"A group was captured in Bani Walid consisting of 17 mercenaries. They are technical experts and they include consultative officers," Moussa Ibrahim told Syrian-based Arrai TV.
"Most of them are French, one of them is from an Asian country that has not been identified, two English people and one Qatari," he added.
He said the 17 would be shown on television at a later time, but did not give more details.
It was not immediately possible to verify the claims. The French foreign ministry said it had no information regarding the report.
NATO, French and British officials had on Saturday denied a report by Arrai TV that some NATO troops had been captured by Gaddafi loyalists.
Western special forces are known to have been in Libya and to have liaised with anti-Gaddafi officials during the conflict.

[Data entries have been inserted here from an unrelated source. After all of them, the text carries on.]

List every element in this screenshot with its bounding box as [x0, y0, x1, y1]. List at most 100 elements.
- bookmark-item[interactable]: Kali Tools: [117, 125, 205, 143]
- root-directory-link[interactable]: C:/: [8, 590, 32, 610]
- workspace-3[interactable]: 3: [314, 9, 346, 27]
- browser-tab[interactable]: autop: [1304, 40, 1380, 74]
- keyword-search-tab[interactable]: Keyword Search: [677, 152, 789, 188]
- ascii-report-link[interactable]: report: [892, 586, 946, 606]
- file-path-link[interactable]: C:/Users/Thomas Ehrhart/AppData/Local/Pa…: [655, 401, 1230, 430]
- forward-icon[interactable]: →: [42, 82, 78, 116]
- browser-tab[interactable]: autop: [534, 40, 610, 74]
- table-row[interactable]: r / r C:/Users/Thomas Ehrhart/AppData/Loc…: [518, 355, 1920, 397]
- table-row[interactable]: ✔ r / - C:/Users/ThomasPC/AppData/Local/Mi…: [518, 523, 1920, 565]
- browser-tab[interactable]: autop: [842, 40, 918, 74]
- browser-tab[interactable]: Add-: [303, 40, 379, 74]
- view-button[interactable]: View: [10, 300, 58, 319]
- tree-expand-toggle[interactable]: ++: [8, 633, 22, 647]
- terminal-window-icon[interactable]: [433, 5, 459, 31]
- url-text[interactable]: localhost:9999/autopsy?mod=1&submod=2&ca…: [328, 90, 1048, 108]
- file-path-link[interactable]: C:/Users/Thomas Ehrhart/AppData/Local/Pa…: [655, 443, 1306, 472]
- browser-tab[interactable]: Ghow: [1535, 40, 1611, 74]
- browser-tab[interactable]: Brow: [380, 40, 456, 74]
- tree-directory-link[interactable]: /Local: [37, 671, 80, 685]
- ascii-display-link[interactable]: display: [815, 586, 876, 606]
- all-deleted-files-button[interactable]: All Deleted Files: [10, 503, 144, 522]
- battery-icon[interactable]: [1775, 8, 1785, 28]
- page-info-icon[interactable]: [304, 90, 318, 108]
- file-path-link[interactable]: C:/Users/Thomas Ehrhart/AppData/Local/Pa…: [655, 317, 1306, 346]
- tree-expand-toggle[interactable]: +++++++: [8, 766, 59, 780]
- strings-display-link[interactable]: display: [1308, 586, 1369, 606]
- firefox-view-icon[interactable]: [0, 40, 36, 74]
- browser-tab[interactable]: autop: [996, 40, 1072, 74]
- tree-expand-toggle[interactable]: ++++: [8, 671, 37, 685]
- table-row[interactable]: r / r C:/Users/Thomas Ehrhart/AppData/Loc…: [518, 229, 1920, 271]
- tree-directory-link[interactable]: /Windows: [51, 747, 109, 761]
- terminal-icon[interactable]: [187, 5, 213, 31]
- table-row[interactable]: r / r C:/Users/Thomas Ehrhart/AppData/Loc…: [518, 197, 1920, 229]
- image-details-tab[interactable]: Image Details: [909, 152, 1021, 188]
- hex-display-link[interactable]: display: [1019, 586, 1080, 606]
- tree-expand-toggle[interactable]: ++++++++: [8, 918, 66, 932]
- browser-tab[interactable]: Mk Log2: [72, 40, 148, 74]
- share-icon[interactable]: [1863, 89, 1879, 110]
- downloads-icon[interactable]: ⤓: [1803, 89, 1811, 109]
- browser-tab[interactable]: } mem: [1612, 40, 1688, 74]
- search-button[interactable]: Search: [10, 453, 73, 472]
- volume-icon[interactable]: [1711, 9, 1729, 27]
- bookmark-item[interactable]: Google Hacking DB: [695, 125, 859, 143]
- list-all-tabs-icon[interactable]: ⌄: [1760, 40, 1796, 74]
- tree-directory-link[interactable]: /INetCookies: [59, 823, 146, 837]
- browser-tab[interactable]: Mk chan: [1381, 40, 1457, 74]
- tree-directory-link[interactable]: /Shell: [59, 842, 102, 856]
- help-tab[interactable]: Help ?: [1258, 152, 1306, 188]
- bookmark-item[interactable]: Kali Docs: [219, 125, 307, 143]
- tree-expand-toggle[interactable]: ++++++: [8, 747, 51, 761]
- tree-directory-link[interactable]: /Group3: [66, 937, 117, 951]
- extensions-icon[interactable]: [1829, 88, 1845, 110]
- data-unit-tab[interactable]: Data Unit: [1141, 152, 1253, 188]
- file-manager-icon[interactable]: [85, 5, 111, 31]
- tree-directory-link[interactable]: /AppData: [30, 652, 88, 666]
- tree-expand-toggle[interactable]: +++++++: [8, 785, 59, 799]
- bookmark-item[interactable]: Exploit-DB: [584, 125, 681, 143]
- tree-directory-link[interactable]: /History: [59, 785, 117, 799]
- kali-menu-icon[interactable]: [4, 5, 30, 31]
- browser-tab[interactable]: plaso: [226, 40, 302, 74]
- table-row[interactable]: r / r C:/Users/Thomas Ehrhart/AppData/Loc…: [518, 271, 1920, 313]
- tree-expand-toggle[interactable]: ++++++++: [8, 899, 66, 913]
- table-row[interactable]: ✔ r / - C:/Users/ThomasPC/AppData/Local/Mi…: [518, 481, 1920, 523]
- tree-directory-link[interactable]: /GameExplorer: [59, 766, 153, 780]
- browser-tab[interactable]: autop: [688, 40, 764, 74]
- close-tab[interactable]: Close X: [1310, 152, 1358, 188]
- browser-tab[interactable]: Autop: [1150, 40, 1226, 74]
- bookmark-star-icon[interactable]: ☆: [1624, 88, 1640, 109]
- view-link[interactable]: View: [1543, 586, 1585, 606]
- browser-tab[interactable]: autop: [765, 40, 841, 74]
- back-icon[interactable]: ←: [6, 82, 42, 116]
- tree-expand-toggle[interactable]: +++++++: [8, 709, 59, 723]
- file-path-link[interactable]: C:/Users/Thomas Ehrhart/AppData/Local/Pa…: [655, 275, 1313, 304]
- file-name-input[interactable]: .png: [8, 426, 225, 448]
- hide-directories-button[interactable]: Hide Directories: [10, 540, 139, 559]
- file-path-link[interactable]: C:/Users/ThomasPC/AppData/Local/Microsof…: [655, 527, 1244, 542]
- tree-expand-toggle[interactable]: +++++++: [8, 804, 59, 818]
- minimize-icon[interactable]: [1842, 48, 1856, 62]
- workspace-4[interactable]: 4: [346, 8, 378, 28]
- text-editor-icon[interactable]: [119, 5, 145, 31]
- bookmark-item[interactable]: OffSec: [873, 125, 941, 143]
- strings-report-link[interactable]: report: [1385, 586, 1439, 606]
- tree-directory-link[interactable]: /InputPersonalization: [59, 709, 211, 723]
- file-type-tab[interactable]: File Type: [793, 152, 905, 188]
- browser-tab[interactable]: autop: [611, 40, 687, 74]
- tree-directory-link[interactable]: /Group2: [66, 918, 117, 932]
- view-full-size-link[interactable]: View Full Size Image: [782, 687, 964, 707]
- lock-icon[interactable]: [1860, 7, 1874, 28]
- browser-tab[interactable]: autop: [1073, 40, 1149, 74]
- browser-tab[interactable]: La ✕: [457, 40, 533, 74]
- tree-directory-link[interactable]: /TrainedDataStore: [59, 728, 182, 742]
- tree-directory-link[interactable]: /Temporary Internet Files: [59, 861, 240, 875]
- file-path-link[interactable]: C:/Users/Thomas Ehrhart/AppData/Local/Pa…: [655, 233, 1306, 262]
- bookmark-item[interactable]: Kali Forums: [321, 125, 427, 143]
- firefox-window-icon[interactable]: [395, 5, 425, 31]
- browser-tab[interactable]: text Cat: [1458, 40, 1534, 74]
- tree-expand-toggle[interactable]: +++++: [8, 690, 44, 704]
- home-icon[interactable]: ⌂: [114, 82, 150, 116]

Private security firms have also been helping anti-Gaddafi forces, according to Western media reports.
Meanwhile, interim government forces have fled in chaos from the town of Bani Walid and pulled back from Sirte after yet more failed attempts to storm Gaddafi's final bastions and take control of the entire country.
Since taking Tripoli last month, National Transitional Council (NTC) fighters have tried several times to storm Bani Walid, 150 km (90 miles) southeast of the capital, only to retreat under heavy fire and in disorder.
NTC fighters said they had planned for tanks and pickup trucks with anti-aircraft guns and rocket launchers to lead Sunday's attack, but foot soldiers had piled in first.
"There is a lack of organisation so far. Infantry men are running in all directions," said Zakaria Tuham, a senior fighter with a Tripoli-based unit.